View Blog | Read Bio

Back to school

I made a trip ‘home’ a couple of weeks ago for a less than pleasing family related reason (my mother was in hospital for an operation). Although I haven’t lived in the same country I grew up in for well over a decade now, a trip back to England is always exciting to me. I landed in Manchester and after visiting the hospital there for a few days I took advantage of being close to where I grew up, and went back to my old school. Not for any sinister reason like putting a brick through a window or writing graffiti on the walls, quite the contrary in fact.

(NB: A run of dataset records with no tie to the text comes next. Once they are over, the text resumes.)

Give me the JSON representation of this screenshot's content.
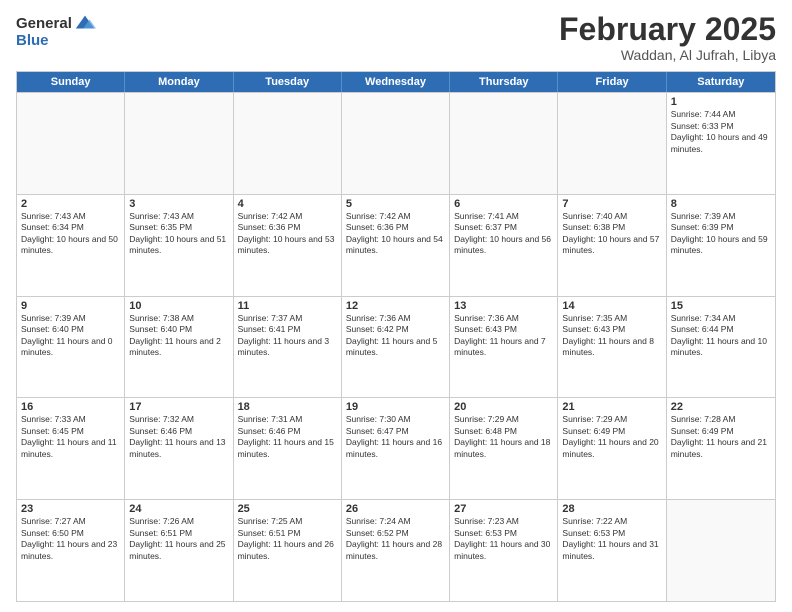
{
  "header": {
    "logo": {
      "line1": "General",
      "line2": "Blue"
    },
    "title": "February 2025",
    "subtitle": "Waddan, Al Jufrah, Libya"
  },
  "days_of_week": [
    "Sunday",
    "Monday",
    "Tuesday",
    "Wednesday",
    "Thursday",
    "Friday",
    "Saturday"
  ],
  "weeks": [
    [
      {
        "day": "",
        "empty": true
      },
      {
        "day": "",
        "empty": true
      },
      {
        "day": "",
        "empty": true
      },
      {
        "day": "",
        "empty": true
      },
      {
        "day": "",
        "empty": true
      },
      {
        "day": "",
        "empty": true
      },
      {
        "day": "1",
        "sunrise": "7:44 AM",
        "sunset": "6:33 PM",
        "daylight": "10 hours and 49 minutes."
      }
    ],
    [
      {
        "day": "2",
        "sunrise": "7:43 AM",
        "sunset": "6:34 PM",
        "daylight": "10 hours and 50 minutes."
      },
      {
        "day": "3",
        "sunrise": "7:43 AM",
        "sunset": "6:35 PM",
        "daylight": "10 hours and 51 minutes."
      },
      {
        "day": "4",
        "sunrise": "7:42 AM",
        "sunset": "6:36 PM",
        "daylight": "10 hours and 53 minutes."
      },
      {
        "day": "5",
        "sunrise": "7:42 AM",
        "sunset": "6:36 PM",
        "daylight": "10 hours and 54 minutes."
      },
      {
        "day": "6",
        "sunrise": "7:41 AM",
        "sunset": "6:37 PM",
        "daylight": "10 hours and 56 minutes."
      },
      {
        "day": "7",
        "sunrise": "7:40 AM",
        "sunset": "6:38 PM",
        "daylight": "10 hours and 57 minutes."
      },
      {
        "day": "8",
        "sunrise": "7:39 AM",
        "sunset": "6:39 PM",
        "daylight": "10 hours and 59 minutes."
      }
    ],
    [
      {
        "day": "9",
        "sunrise": "7:39 AM",
        "sunset": "6:40 PM",
        "daylight": "11 hours and 0 minutes."
      },
      {
        "day": "10",
        "sunrise": "7:38 AM",
        "sunset": "6:40 PM",
        "daylight": "11 hours and 2 minutes."
      },
      {
        "day": "11",
        "sunrise": "7:37 AM",
        "sunset": "6:41 PM",
        "daylight": "11 hours and 3 minutes."
      },
      {
        "day": "12",
        "sunrise": "7:36 AM",
        "sunset": "6:42 PM",
        "daylight": "11 hours and 5 minutes."
      },
      {
        "day": "13",
        "sunrise": "7:36 AM",
        "sunset": "6:43 PM",
        "daylight": "11 hours and 7 minutes."
      },
      {
        "day": "14",
        "sunrise": "7:35 AM",
        "sunset": "6:43 PM",
        "daylight": "11 hours and 8 minutes."
      },
      {
        "day": "15",
        "sunrise": "7:34 AM",
        "sunset": "6:44 PM",
        "daylight": "11 hours and 10 minutes."
      }
    ],
    [
      {
        "day": "16",
        "sunrise": "7:33 AM",
        "sunset": "6:45 PM",
        "daylight": "11 hours and 11 minutes."
      },
      {
        "day": "17",
        "sunrise": "7:32 AM",
        "sunset": "6:46 PM",
        "daylight": "11 hours and 13 minutes."
      },
      {
        "day": "18",
        "sunrise": "7:31 AM",
        "sunset": "6:46 PM",
        "daylight": "11 hours and 15 minutes."
      },
      {
        "day": "19",
        "sunrise": "7:30 AM",
        "sunset": "6:47 PM",
        "daylight": "11 hours and 16 minutes."
      },
      {
        "day": "20",
        "sunrise": "7:29 AM",
        "sunset": "6:48 PM",
        "daylight": "11 hours and 18 minutes."
      },
      {
        "day": "21",
        "sunrise": "7:29 AM",
        "sunset": "6:49 PM",
        "daylight": "11 hours and 20 minutes."
      },
      {
        "day": "22",
        "sunrise": "7:28 AM",
        "sunset": "6:49 PM",
        "daylight": "11 hours and 21 minutes."
      }
    ],
    [
      {
        "day": "23",
        "sunrise": "7:27 AM",
        "sunset": "6:50 PM",
        "daylight": "11 hours and 23 minutes."
      },
      {
        "day": "24",
        "sunrise": "7:26 AM",
        "sunset": "6:51 PM",
        "daylight": "11 hours and 25 minutes."
      },
      {
        "day": "25",
        "sunrise": "7:25 AM",
        "sunset": "6:51 PM",
        "daylight": "11 hours and 26 minutes."
      },
      {
        "day": "26",
        "sunrise": "7:24 AM",
        "sunset": "6:52 PM",
        "daylight": "11 hours and 28 minutes."
      },
      {
        "day": "27",
        "sunrise": "7:23 AM",
        "sunset": "6:53 PM",
        "daylight": "11 hours and 30 minutes."
      },
      {
        "day": "28",
        "sunrise": "7:22 AM",
        "sunset": "6:53 PM",
        "daylight": "11 hours and 31 minutes."
      },
      {
        "day": "",
        "empty": true
      }
    ]
  ]
}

I contacted one of the teacher’s at the school who has recently been pushing teaching particle physics to year 12 and 13 students ( a new terminology for me, but apparently it means they are between 16 and 18 years old) and he was delighted to have me drop by and chat with them a bit.

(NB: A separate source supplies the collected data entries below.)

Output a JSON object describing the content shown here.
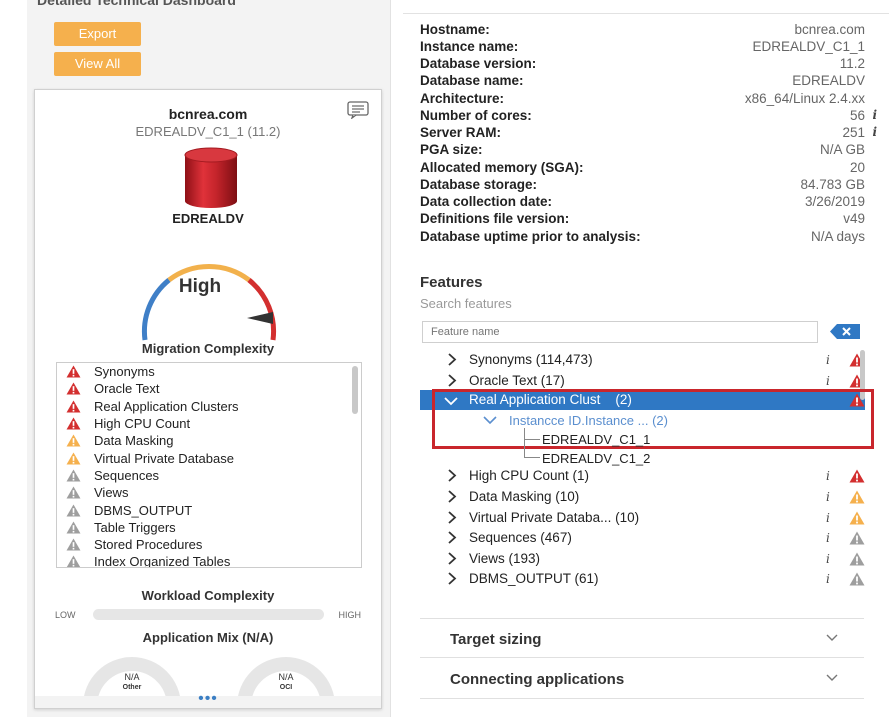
{
  "left": {
    "title": "Detailed Technical Dashboard",
    "export_label": "Export",
    "viewall_label": "View All",
    "card": {
      "hostname": "bcnrea.com",
      "instance": "EDREALDV_C1_1 (11.2)",
      "db_name": "EDREALDV",
      "gauge_label": "High",
      "migration_title": "Migration Complexity",
      "migration_items": [
        {
          "label": "Synonyms",
          "severity": "high"
        },
        {
          "label": "Oracle Text",
          "severity": "high"
        },
        {
          "label": "Real Application Clusters",
          "severity": "high"
        },
        {
          "label": "High CPU Count",
          "severity": "high"
        },
        {
          "label": "Data Masking",
          "severity": "medium"
        },
        {
          "label": "Virtual Private Database",
          "severity": "medium"
        },
        {
          "label": "Sequences",
          "severity": "low"
        },
        {
          "label": "Views",
          "severity": "low"
        },
        {
          "label": "DBMS_OUTPUT",
          "severity": "low"
        },
        {
          "label": "Table Triggers",
          "severity": "low"
        },
        {
          "label": "Stored Procedures",
          "severity": "low"
        },
        {
          "label": "Index Organized Tables",
          "severity": "low"
        }
      ],
      "workload_title": "Workload Complexity",
      "workload_low": "LOW",
      "workload_high": "HIGH",
      "appmix_title": "Application Mix (N/A)",
      "donut_other_value": "N/A",
      "donut_other_label": "Other",
      "donut_oci_value": "N/A",
      "donut_oci_label": "OCI",
      "more": "•••"
    }
  },
  "info": [
    {
      "label": "Hostname:",
      "value": "bcnrea.com",
      "info": false
    },
    {
      "label": "Instance name:",
      "value": "EDREALDV_C1_1",
      "info": false
    },
    {
      "label": "Database version:",
      "value": "11.2",
      "info": false
    },
    {
      "label": "Database name:",
      "value": "EDREALDV",
      "info": false
    },
    {
      "label": "Architecture:",
      "value": "x86_64/Linux 2.4.xx",
      "info": false
    },
    {
      "label": "Number of cores:",
      "value": "56",
      "info": true
    },
    {
      "label": "Server RAM:",
      "value": "251",
      "info": true
    },
    {
      "label": "PGA size:",
      "value": "N/A GB",
      "info": false
    },
    {
      "label": "Allocated memory (SGA):",
      "value": "20",
      "info": false
    },
    {
      "label": "Database storage:",
      "value": "84.783 GB",
      "info": false
    },
    {
      "label": "Data collection date:",
      "value": "3/26/2019",
      "info": false
    },
    {
      "label": "Definitions file version:",
      "value": "v49",
      "info": false
    },
    {
      "label": "Database uptime prior to analysis:",
      "value": "N/A days",
      "info": false
    }
  ],
  "features": {
    "title": "Features",
    "subtitle": "Search features",
    "placeholder": "Feature name",
    "tree": [
      {
        "label": "Synonyms (114,473)",
        "severity": "high",
        "expanded": false
      },
      {
        "label": "Oracle Text (17)",
        "severity": "high",
        "expanded": false
      },
      {
        "label": "Real Application Clust    (2)",
        "severity": "high",
        "expanded": true,
        "selected": true
      },
      {
        "label": "High CPU Count (1)",
        "severity": "high",
        "expanded": false
      },
      {
        "label": "Data Masking (10)",
        "severity": "medium",
        "expanded": false
      },
      {
        "label": "Virtual Private Databa... (10)",
        "severity": "medium",
        "expanded": false
      },
      {
        "label": "Sequences (467)",
        "severity": "low",
        "expanded": false
      },
      {
        "label": "Views (193)",
        "severity": "low",
        "expanded": false
      },
      {
        "label": "DBMS_OUTPUT (61)",
        "severity": "low",
        "expanded": false
      }
    ],
    "rac_children": {
      "instance_label": "Instancce ID.Instance ... (2)",
      "leaves": [
        "EDREALDV_C1_1",
        "EDREALDV_C1_2"
      ]
    }
  },
  "accordions": {
    "target_sizing": "Target sizing",
    "connecting_apps": "Connecting applications"
  },
  "colors": {
    "accent_blue": "#2f78c4",
    "orange": "#f5b04d",
    "severity_high": "#d32f2f",
    "severity_medium": "#f5b04d",
    "severity_low": "#9e9e9e",
    "highlight_box": "#c9262c"
  }
}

In fact the school have arranged for some of the students to visit CERN later this month and so my timing, although inadvertent, could not have been better. I met a teacher at the reception (which felt more like ‘security’), signed in and was immediately whisked away into a class of adolescents. I was then plonked in front of them and apparently expected to inspire them to take up a career in physics. During those first few moments a strange feeling came over me: I was nervous. Actually really quite a bit bloody nervous if truth be told. I’m a good public speaker, confident in front of people and have no trouble standing in front of a room and speaking about, well, anything actually. But in front of this room of students, without the comfortable sofa of a well-prepared set of powerpoint slides to fall back onto, I was a bit shaky. In hindsight it was because I really felt that this mattered. Nobody came in and talked to us about opportunities like this when I was at school there. Nobody told me I could get a job in another country, do research into something I thought was interesting, work the hours I choose to and with people who stimulate my thoughts on things. So there I stood, growing back my confidence as I went on about my own career and the work at CERN to the ever eager students. At some point, I shut up, and sort of smiled at them and asked if they had any questions. Occasionally a death knell I was welcomed by the raising of many hands and a few chuckles. So, one-by-one we went through what they did and didn’t understand. If they said that the thought they shouldn’t ask a question because it was stupid I convinced them to ask it. None of the questions were stupid. In fact they were a well informed group of young people who have already been taught some useful concepts in quantum mechanics and particle physics. I took the often asked question of “How much money do you earn?” to be a thinly disguised version of “I’m kind of into this whole working in physics thing, but want to know what I will get paid before I decide whether to do it or not.”

The whole ‘outreach’ thing can comes in many guises but for me, none could be more satisfying than going back to your old school to help them out a bit. Maybe one day a future particle physics will go back and reminisce about the day they were inspired into the field by a former student.